Dave, you're up next. How do you see it when it comes to exposure strategy? Yeah, I agree with Mike's take on this and that each of these funds really has a fairly robust multiffactor strategy that, you know, takes a look at yield, it takes a look at dividend history, it takes a look at quality. So, you're really getting a pretty well-developed, well-rounded, high quality portfolio that's really ideal if you're going to invest in international stocks for dividend income. Mike kind of ran down the whole strategy with IDVO. You know, even that one looks at, you know, dividend growth and earnings growth.
You don't see that in a lot of covered call strategies. A lot of them will just overwrite an index and call it a day. But like Mike said, this one's actively managed, has some screens in there. It's trying to be very opportunistic. So, in that sense, I think IDVO is really good among covered call strategies. I tend to kind of take the opposite stance. I like the more traditional dividend equity products. And between SCHY and LVHI, I think it's really close.

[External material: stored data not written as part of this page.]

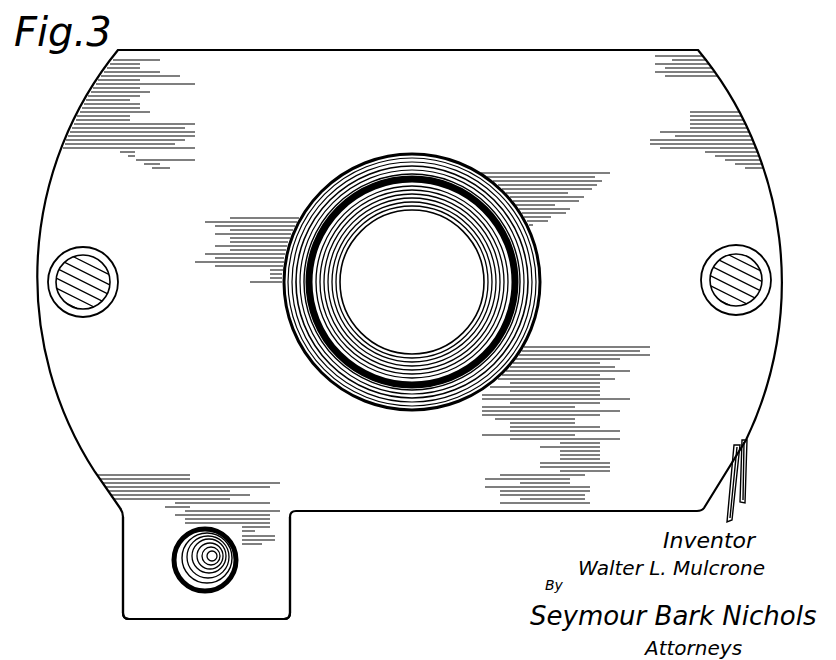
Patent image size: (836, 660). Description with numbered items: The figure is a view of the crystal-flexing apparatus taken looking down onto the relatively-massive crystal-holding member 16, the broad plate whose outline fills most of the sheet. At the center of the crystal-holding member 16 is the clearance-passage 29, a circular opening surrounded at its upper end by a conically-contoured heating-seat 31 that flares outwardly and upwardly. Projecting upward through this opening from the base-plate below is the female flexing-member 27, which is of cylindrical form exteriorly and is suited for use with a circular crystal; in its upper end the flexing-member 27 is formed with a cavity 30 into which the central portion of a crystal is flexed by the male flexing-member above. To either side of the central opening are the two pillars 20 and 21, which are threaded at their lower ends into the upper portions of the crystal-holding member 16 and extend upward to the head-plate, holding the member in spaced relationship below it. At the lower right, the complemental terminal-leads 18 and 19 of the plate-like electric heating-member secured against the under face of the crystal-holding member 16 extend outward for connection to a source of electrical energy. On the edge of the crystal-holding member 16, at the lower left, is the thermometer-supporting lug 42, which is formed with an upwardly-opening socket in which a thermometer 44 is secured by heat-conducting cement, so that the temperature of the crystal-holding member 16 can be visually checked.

The crystal-holding member 16 is at (386, 513).
The terminal-lead 18 is at (727, 519).
The terminal-lead 19 is at (742, 503).
The pillar 20 is at (86, 302).
The pillar 21 is at (718, 263).
The female flexing-member 27 is at (302, 316).
The clearance-passage 29 is at (320, 340).
The cavity 30 is at (347, 357).
The heating-seat 31 is at (322, 367).
The thermometer-supporting lug 42 is at (171, 620).
The thermometer 44 is at (176, 573).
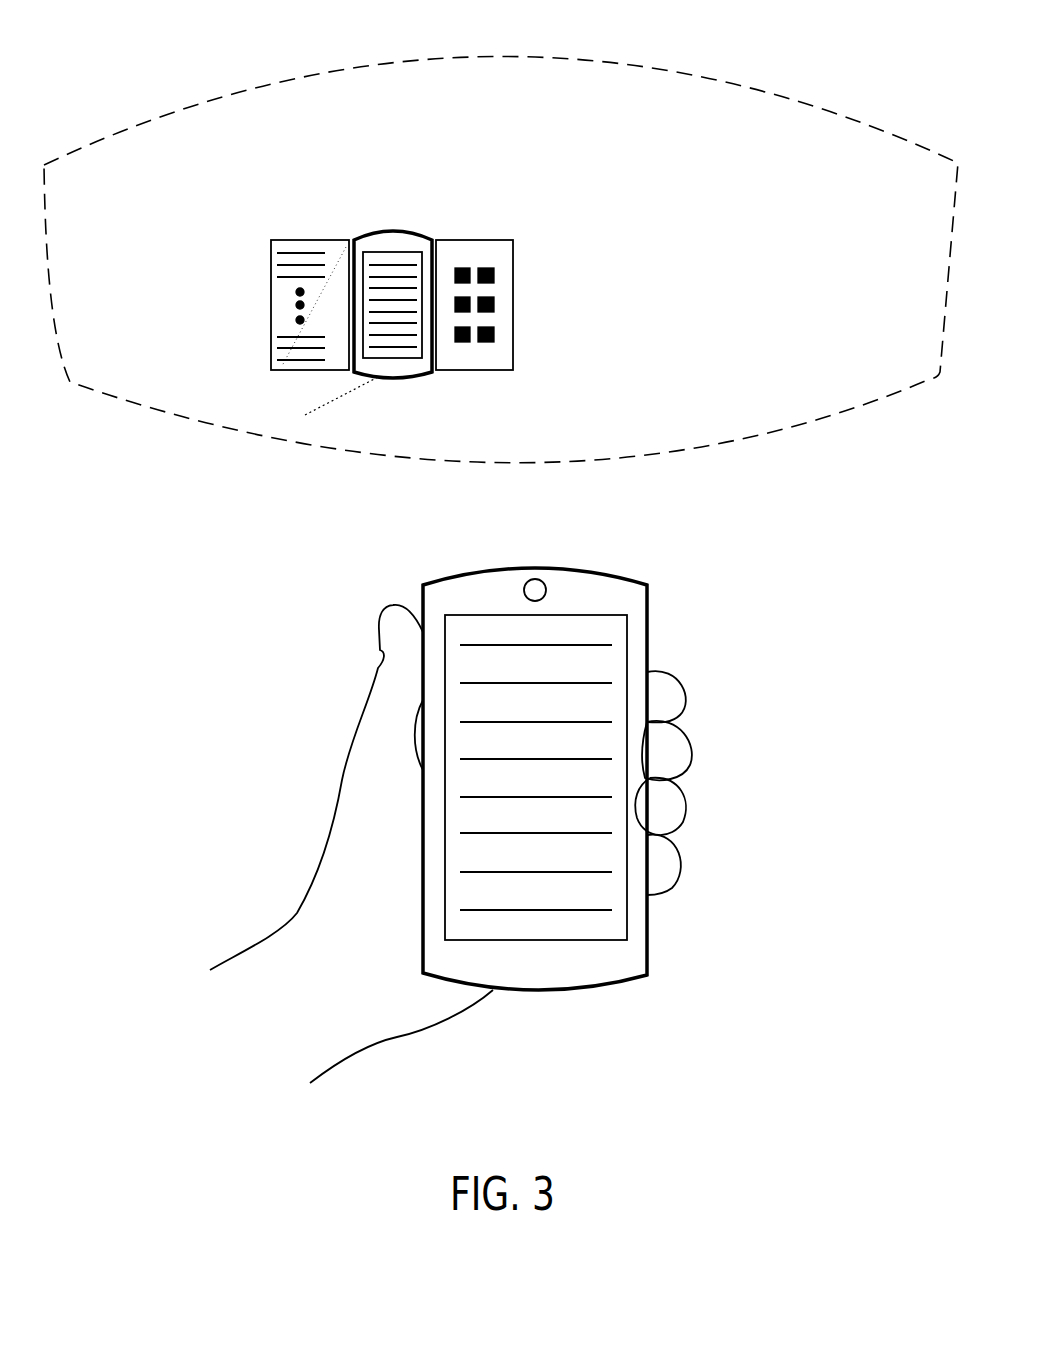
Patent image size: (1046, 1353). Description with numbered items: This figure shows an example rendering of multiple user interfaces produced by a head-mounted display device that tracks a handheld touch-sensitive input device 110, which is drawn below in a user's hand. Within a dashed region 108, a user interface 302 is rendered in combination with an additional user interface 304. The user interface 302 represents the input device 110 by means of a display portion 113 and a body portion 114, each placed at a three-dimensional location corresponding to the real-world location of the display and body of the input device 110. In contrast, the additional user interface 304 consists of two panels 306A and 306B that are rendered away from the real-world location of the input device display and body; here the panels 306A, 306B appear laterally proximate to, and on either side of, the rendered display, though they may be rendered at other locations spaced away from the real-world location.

The region 108 is at (511, 57).
The touch-sensitive input device 110 is at (679, 620).
The display portion 113 is at (397, 358).
The body portion 114 is at (420, 375).
The user interface 302 is at (397, 284).
The additional user interface 304 is at (392, 274).
The panel 306A is at (270, 322).
The panel 306B is at (514, 322).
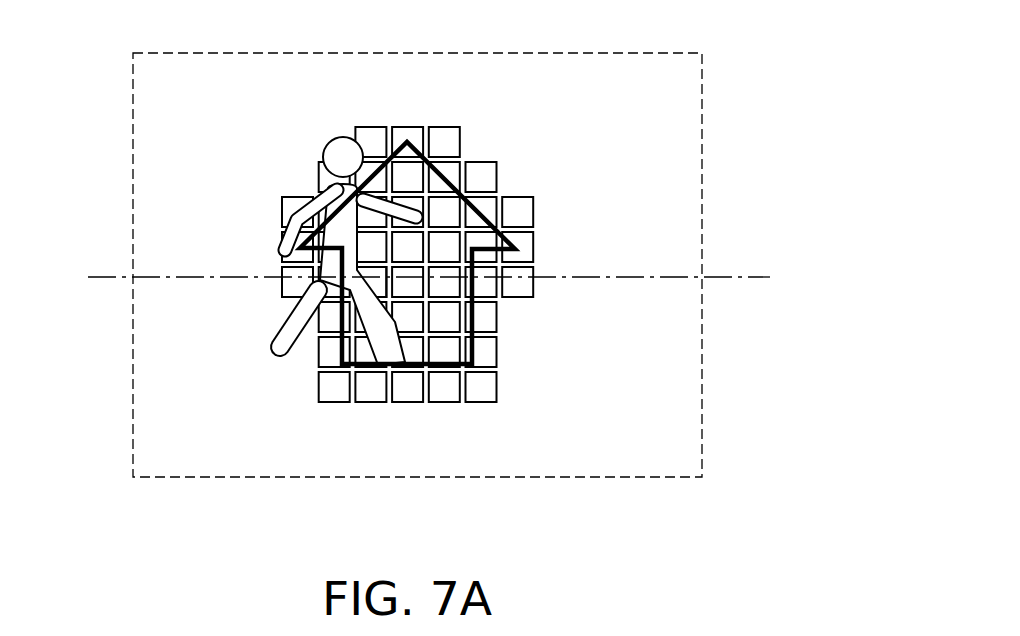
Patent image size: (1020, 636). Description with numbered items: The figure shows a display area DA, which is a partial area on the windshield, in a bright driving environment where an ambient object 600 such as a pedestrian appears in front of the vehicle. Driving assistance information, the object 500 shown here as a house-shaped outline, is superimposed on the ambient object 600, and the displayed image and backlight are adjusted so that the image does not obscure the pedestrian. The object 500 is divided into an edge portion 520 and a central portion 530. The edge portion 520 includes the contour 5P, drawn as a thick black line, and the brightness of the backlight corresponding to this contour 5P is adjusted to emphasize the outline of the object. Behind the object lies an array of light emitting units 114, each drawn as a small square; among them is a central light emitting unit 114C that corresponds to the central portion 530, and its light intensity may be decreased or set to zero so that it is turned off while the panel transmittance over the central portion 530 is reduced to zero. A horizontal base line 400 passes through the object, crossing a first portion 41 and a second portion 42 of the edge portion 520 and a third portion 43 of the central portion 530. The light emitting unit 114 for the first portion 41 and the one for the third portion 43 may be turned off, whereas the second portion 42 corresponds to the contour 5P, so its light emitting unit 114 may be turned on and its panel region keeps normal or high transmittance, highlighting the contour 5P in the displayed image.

The light emitting unit 114 is at (369, 137).
The edge portion 520 is at (443, 137).
The contour 5P is at (487, 213).
The central portion 530 is at (452, 252).
The first portion 41 is at (288, 287).
The second portion 42 is at (333, 273).
The third portion 43 is at (379, 282).
The central light emitting unit 114C is at (406, 411).
The ambient object 600 is at (335, 147).
The object 500 is at (447, 173).
The base line 400 is at (404, 278).
The display area DA is at (702, 100).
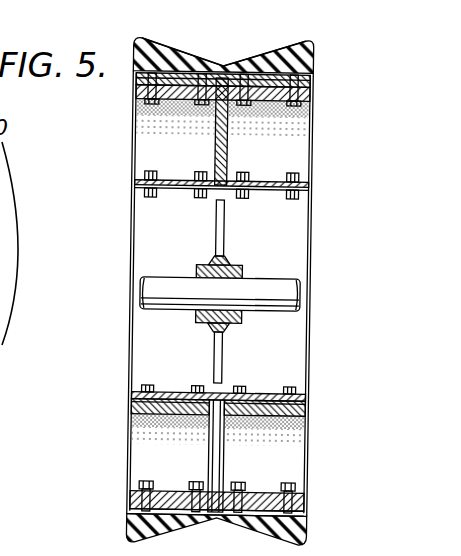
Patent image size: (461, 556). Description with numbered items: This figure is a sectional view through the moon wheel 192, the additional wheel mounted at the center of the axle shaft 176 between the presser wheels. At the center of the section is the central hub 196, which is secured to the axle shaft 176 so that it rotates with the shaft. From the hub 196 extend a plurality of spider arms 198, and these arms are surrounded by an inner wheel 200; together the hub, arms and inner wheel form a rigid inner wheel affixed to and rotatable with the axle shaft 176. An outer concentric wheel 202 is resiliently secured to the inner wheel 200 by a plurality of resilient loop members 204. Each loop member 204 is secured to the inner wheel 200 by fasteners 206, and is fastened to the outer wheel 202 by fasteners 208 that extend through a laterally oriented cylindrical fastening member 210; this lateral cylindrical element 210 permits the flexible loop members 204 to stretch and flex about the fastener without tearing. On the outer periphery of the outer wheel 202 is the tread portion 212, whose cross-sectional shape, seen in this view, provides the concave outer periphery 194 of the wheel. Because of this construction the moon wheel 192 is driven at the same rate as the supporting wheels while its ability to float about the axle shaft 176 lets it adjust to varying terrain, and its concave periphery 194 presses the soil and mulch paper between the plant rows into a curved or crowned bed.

The axle shaft 176 is at (301, 288).
The moon wheel 192 is at (5, 193).
The concave outer periphery 194 is at (261, 52).
The central hub 196 is at (197, 270).
The spider arms 198 is at (215, 223).
The inner wheel 200 is at (269, 189).
The outer concentric wheel 202 is at (310, 78).
The resilient loop members 204 is at (135, 79).
The fasteners 206 is at (147, 175).
The fasteners 208 is at (145, 104).
The cylindrical fastening member 210 is at (260, 100).
The tread portion 212 is at (174, 60).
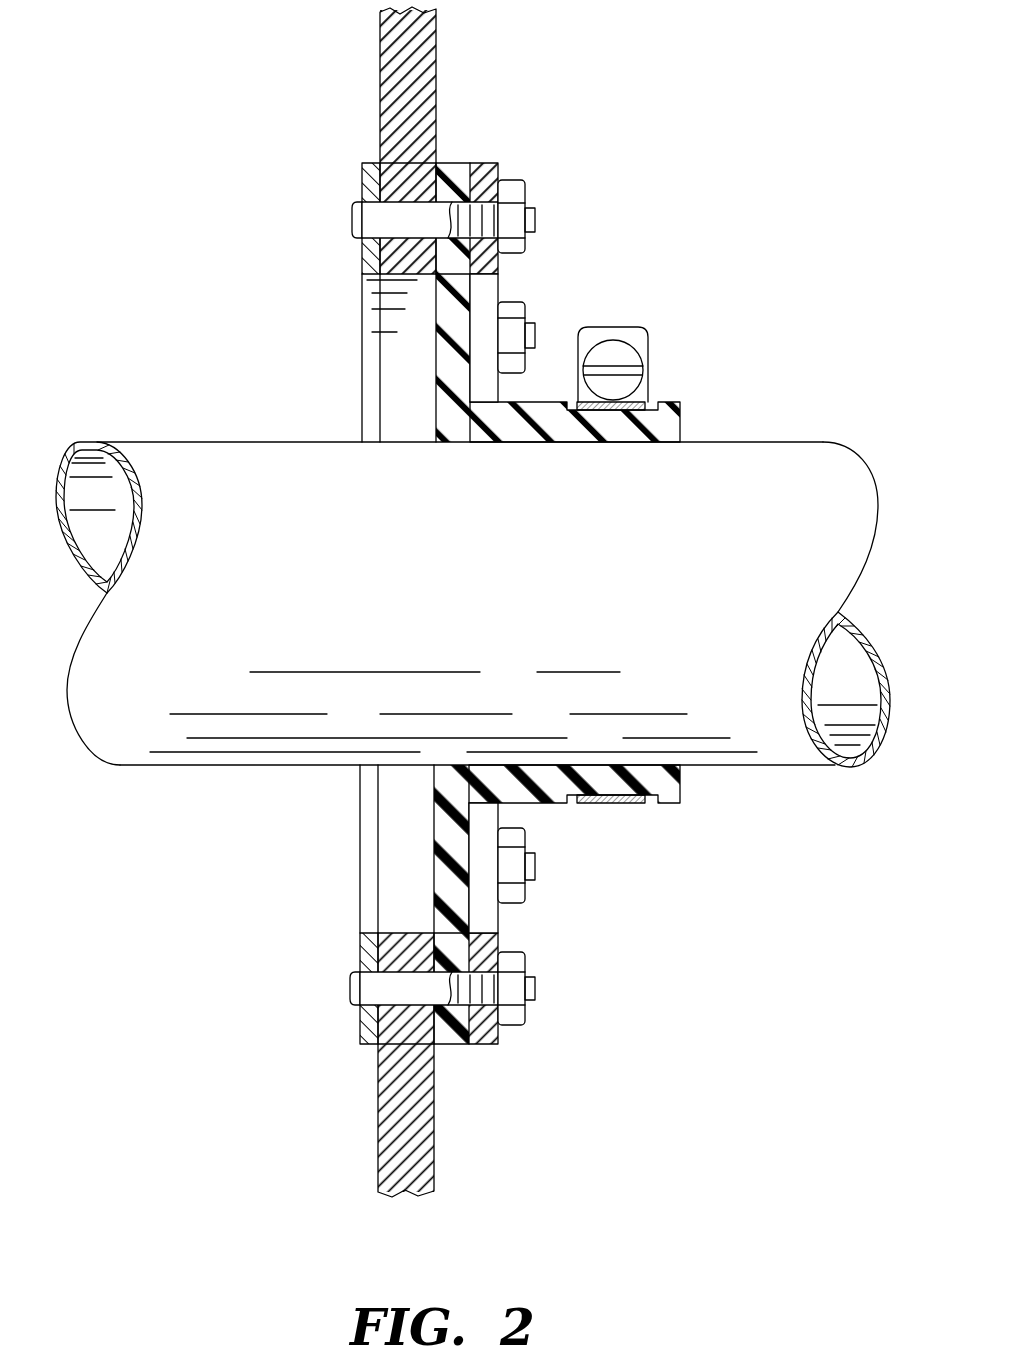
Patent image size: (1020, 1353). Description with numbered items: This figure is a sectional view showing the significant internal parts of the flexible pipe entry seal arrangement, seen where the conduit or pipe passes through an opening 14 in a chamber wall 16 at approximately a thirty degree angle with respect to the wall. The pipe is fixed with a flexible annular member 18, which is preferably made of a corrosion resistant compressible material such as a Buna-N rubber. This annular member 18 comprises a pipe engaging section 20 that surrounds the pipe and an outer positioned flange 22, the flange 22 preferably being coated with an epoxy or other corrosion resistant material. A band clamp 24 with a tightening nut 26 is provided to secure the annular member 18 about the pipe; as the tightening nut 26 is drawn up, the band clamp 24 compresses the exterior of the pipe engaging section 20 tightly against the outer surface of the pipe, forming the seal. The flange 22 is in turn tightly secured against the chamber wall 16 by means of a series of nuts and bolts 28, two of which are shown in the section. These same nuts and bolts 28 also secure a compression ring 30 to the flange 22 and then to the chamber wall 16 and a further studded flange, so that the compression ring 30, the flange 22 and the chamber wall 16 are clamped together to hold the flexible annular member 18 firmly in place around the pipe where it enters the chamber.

The opening 14 is at (403, 318).
The chamber wall 16 is at (423, 73).
The flexible annular member 18 is at (457, 158).
The pipe engaging section 20 is at (676, 428).
The flange 22 is at (451, 367).
The band clamp 24 is at (633, 400).
The tightening nut 26 is at (612, 353).
The nuts and bolts 28 is at (527, 203).
The compression ring 30 is at (487, 300).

I'd probably give just the slightest of advantages to SCHY here. You know both of these both of these funds look at sustainable earnings and cash flows and debt levels and roe and it gives some consideration to high yield and you know SCHY even has a low volatility tilt to it even though it's not specifically you know explicitly stated like LVHI is. So I think they're both very good strategies. I kind of prefer SEY just a little bit because it takes in takes into account that dividend growth history and dividend growth rate a little more than LVHI does.
I think it just makes a little more well-rounded. So, again, I agree all these funds are are great at what they do. I'm just going to give the slight advantage to SCHY in my opinion. Very good. Now, that shifts us to the next category which is performance and yield. And both of those things have been combined into one category. So Dave, break it down for us. How do these funds compare?
Yeah, Mike kind of alluded to it already, but IDVO is the winner in this category. It's over the short and since the since inception or since common inception, I should say, IDVO has outperformed both LVHI and SCHY.